For the quarter, Palo Alto reported revenue of $516.9 million for a 33 percent year-over-year gain. The company didn’t generate a profit though, coming in with a net loss of $61.8, million up from a net loss of $39.9 million in the first quarter of fiscal 2016. Looking forward, the company provided second quarter fiscal 2017 guidance for revenue to be in the range of $426 million to $432 million, for a 27 to 29 percent growth rate year-over-year.
Palo Alto CEO Mark McLaughlin said on his company’s earnings call that Palo Alto now has over 35,500 customers worldwide. He also noted that Palo Alto’s VM-Series of virtual next generation firewall appliances now has over 2,000 customers.
“Half of our new VM-Series customers in the quarter were first time customers to Palo Alto Networks with the VM capability being their first experience working with us,” McLaughlin said.
During the earnings call, McLaughlin was asked by an analyst if the VM-Series was potentially cannibalizing some of Palo Alto’s hardware product revenues. McLaughlin responded that in his view, the VM-Series as well as Palo Alto’s overall cloud services is a great selling point for the company, as it provides consistency and security across on-premises, hybrid and public cloud deployments.

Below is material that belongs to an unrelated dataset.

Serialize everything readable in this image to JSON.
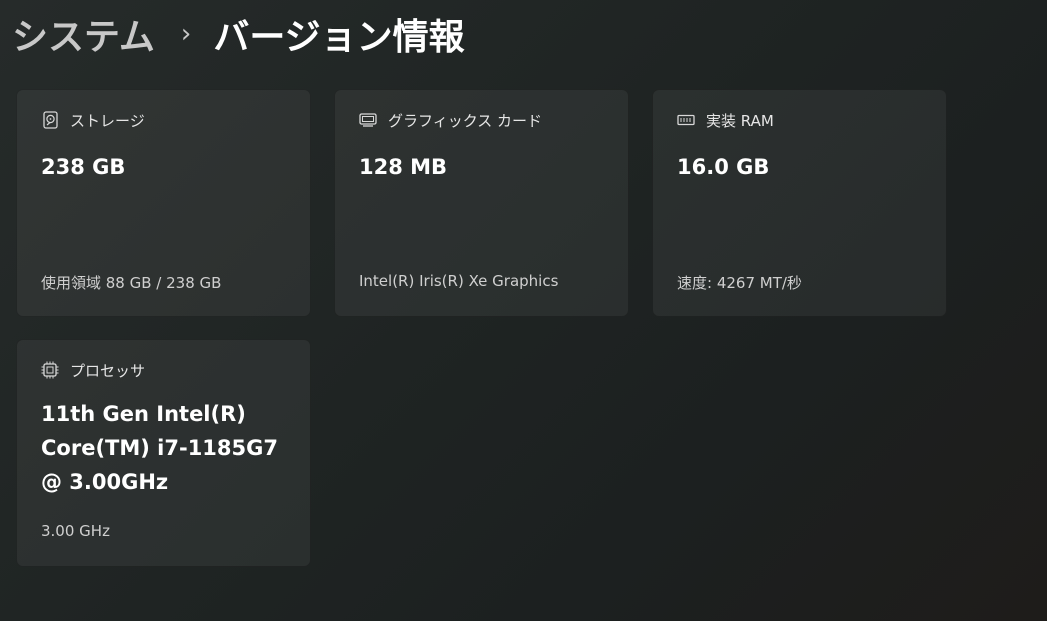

McLaughlin added that with half of the new VM-Series customer being first time Palo Alto customers, the virtual form factor is clearly opening doors for Palo Alto as a company. Going a step further, he noted that the majority of VM-Series customers do in fact come back and purchase hardware at some point as well.
As has been his habit in earnings calls, McLaughlin also commented on the competitive deals Palo Alto has won over other vendors, including Cisco and Check Point. He also noted that Palo Alto has faster revenue growth than its rivals.
“When we look at the quarter we just posted with 34 percent revenue growth and then look at the major competitors, we are 3 times higher than Cisco in growth and 5 times higher than Check Point in growth,” McLaughlin said.